A man sews a flag of Kurdistan bearing the portrait of Iraqi Kurdish leader Massud Barzani In Erbil on June 8, 2017. President Barzani has asked the people of Kurdistan to head to the ballot box on September 25 "to determine their own fate" as the region is going to hold the referendum on independence in the Iraqi Kurdistan and the disputed areas, claimed both by Erbil and Baghdad. Photo: AFP/Safin Hamed
ERBIL, Kurdistan Region – A senior Kurdish official who has been a leading member of a joint Kurdish committee to help prepare the referendum this fall has said that the objective of the referendum remains to have one goal — statehood — but that does not mean declaring an independent state the day after; just as the time lapse between the referendum held in Britain to leave the European Union (Brexit) is being followed by at least two years of negotiations between the UK and the European bloc.
Hoshyar Zebari, a senior member of President Barzani’s ruling Kurdistan Democratic Party (KDP), told Rudaw on Sunday that he was misquoted by the media regarding his recent interview with the media.

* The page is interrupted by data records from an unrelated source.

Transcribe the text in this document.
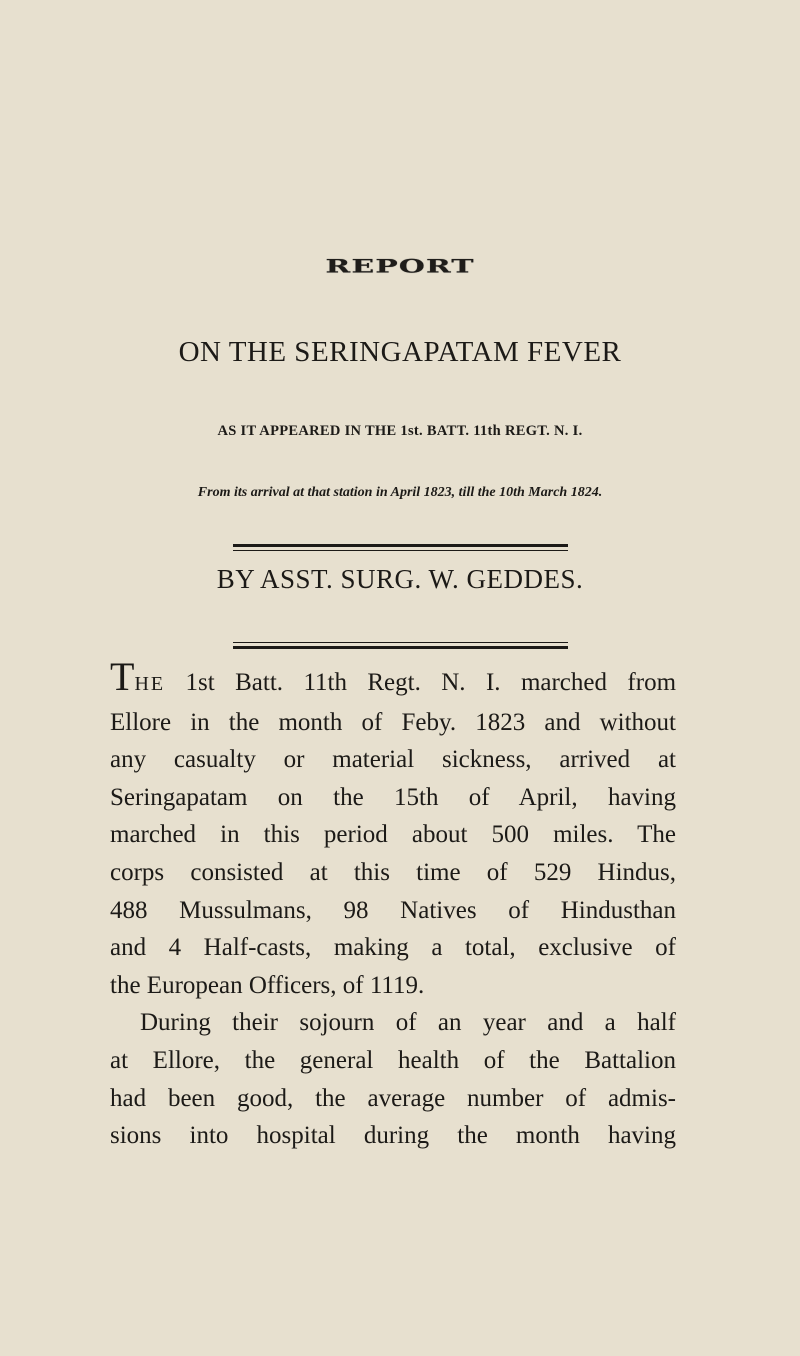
REPORT
ON THE SERINGAPATAM FEVER
AS IT APPEARED IN THE 1st. BATT. 11th REGT. N. I.
From its arrival at that station in April 1823, till the 10th March 1824.
BY ASST. SURG. W. GEDDES.
THE 1st Batt. 11th Regt. N. I. marched from
Ellore in the month of Feby. 1823 and without
any casualty or material sickness, arrived at
Seringapatam on the 15th of April, having
marched in this period about 500 miles. The
corps consisted at this time of 529 Hindus,
488 Mussulmans, 98 Natives of Hindusthan
and 4 Half-casts, making a total, exclusive of
the European Officers, of 1119.
During their sojourn of an year and a half
at Ellore, the general health of the Battalion
had been good, the average number of admis-
sions into hospital during the month having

“Referendum is for one objective,” Zebari said when asked whether the referendum is to declare independence, “but this does not mean that we will hold referendum on September 25, and on September 26 we will declare the state of Kurdistan,” he added, insisting that he had told the media that it is not going to be an “automatic” declaration the day after the referendum.
He gave the example of the so-called Brexit, when last summer Britain held a referendum to formally leave the EU, but the process will take at least two years of negotiations with the European leaders.
“That is why the issue is not automatic, and that is what I have said all along,” Zebari said about the duration between the referendum and statehood.
“We should bare everything [in terms of pressure] in return for a greater objective which is holding the referendum and then towards statehood,” he added. “But it is a different phase and does not come simultaneously. Many of our and our nation's enemies want to jump straightaway to its result. But no, we will first hold referendum.”
“The process of preparing and founding an independent state is a different course,” he added, saying that the referendum is not “risk free” but should take the “historical opportunity” after missing many such opportunities in the past.
He added that the process is “half way through” as some of the Kurdish parties and the Kurdish government has set the time of the election.
Regarding the reactions to the referendum by the neighboring countries and some world states, he said that “the reactions were as we expected them to be,” and none have gone beyond the Kurdish assessment as the result of the Wednesday’s decision to set the date for what he called a “historical” process in the fall.
Reuters reported on Friday that Zebari expected "yes" vote would simply strengthen the Kurds' hand in talks with Baghdad rather than leading automatically to a break from Iraq, nor would an independent Kurdistan annex the oil-rich region of Kirkuk and three other disputed regions in Kurdish-controlled territory.